Increased production of 20‐HETE contributes to the effects of COX inhibitors to prevent the decrease in lipid peroxidation and increase in catalase activity during endotoxemia

Abstract

Increased production of NO and prostanoids associated with a decrease in formation of 20‐HETE contributes to development of hypotension during endotoxemia which is minimized by COX inhibitor indomethacin. NO and prostanoids are known to decrease lipid peroxidation (LP) and increase activity of antioxidant enzymes. We investigated whether 20‐HETE contributes to the effects of COX‐1 and COX‐2 inhibitors on the changes in LP and catalase activity (CA) in endotoxin (ET)‐treated rats. ET‐induced decrease in systemic and renal 20‐HETE levels was associated with a decrease in malonedialdehyde levels and an increase in CA in kidney, heart, aorta or mesenteric artery. These effects of ET were prevented by COX‐1 inhibitor, piroxicam, and COX‐2 inhibitor, NS‐398, or a synthetetic analogue of 20‐HETE, N‐[20‐hydroxyeicosa‐5(Z),14(Z)‐dienoyl]glycine (5,14‐HEDGE).
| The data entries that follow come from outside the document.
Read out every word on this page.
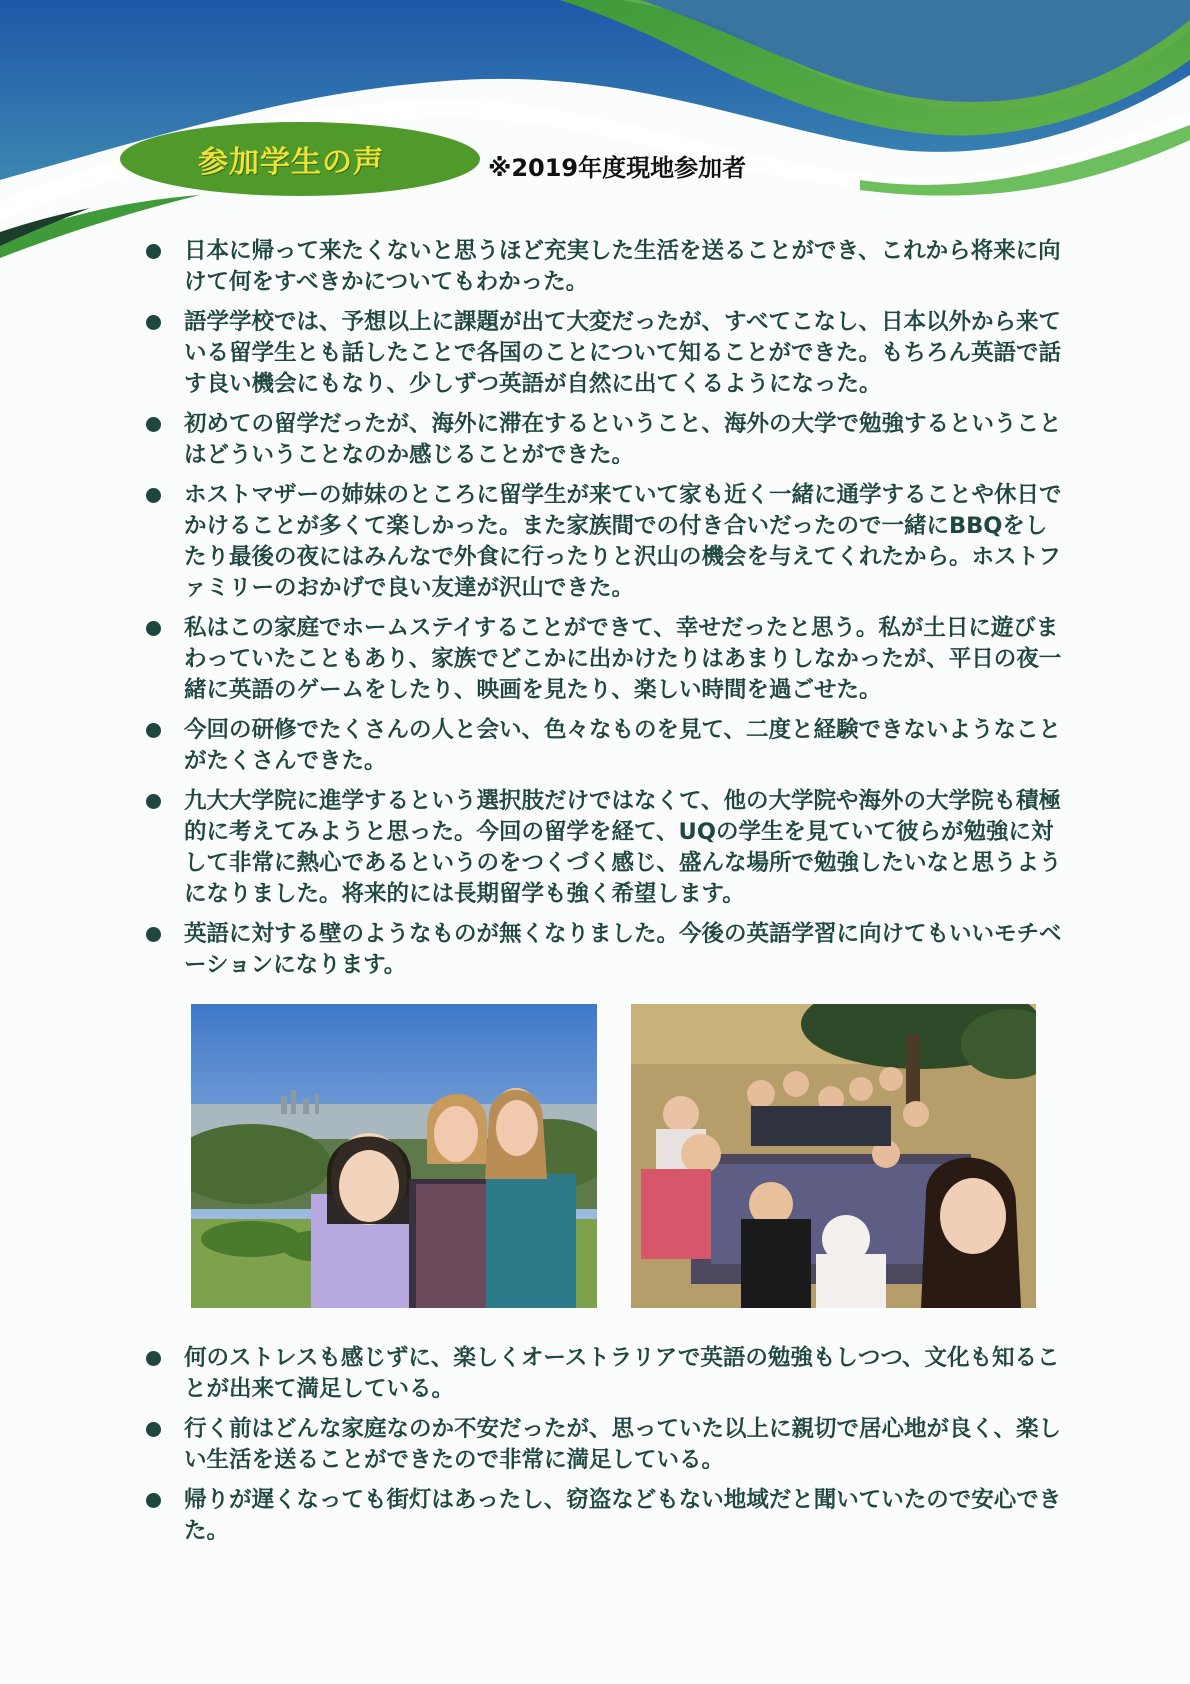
参加学生の声	※2019年度現地参加者
日本に帰って来たくないと思うほど充実した生活を送ることができ、これから将来に向けて何をすべきかについてもわかった。
語学学校では、予想以上に課題が出て大変だったが、すべてこなし、日本以外から来ている留学生とも話したことで各国のことについて知ることができた。もちろん英語で話す良い機会にもなり、少しずつ英語が自然に出てくるようになった。
初めての留学だったが、海外に滞在するということ、海外の大学で勉強するということはどういうことなのか感じることができた。
ホストマザーの姉妹のところに留学生が来ていて家も近く一緒に通学することや休日でかけることが多くて楽しかった。また家族間での付き合いだったので一緒にBBQをしたり最後の夜にはみんなで外食に行ったりと沢山の機会を与えてくれたから。ホストファミリーのおかげで良い友達が沢山できた。
私はこの家庭でホームステイすることができて、幸せだったと思う。私が土日に遊びまわっていたこともあり、家族でどこかに出かけたりはあまりしなかったが、平日の夜一緒に英語のゲームをしたり、映画を見たり、楽しい時間を過ごせた。
今回の研修でたくさんの人と会い、色々なものを見て、二度と経験できないようなことがたくさんできた。
九大大学院に進学するという選択肢だけではなくて、他の大学院や海外の大学院も積極的に考えてみようと思った。今回の留学を経て、UQの学生を見ていて彼らが勉強に対して非常に熱心であるというのをつくづく感じ、盛んな場所で勉強したいなと思うようになりました。将来的には長期留学も強く希望します。
英語に対する壁のようなものが無くなりました。今後の英語学習に向けてもいいモチベーションになります。
何のストレスも感じずに、楽しくオーストラリアで英語の勉強もしつつ、文化も知ることが出来て満足している。
行く前はどんな家庭なのか不安だったが、思っていた以上に親切で居心地が良く、楽しい生活を送ることができたので非常に満足している。
帰りが遅くなっても街灯はあったし、窃盗などもない地域だと聞いていたので安心できた。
An antagonist of 20‐HETE, 20‐hydroxyeicosa‐6(Z),15(Z)‐dienoic acid, reversed the above effects of 5,14‐HEDGE. These data suggest that an increase in 20‐HETE production contributes to the effects of COX inhibitors to prevent the decrease in LP and increase in CA during endotoxemia. This study was supported by Mersin Univ (2006‐3, B Tunctan), NIH (19134‐33A1, KU Malik; GM31278, JR Falck) and the Robert A Welch Foundation (GL 625910, JR Falck).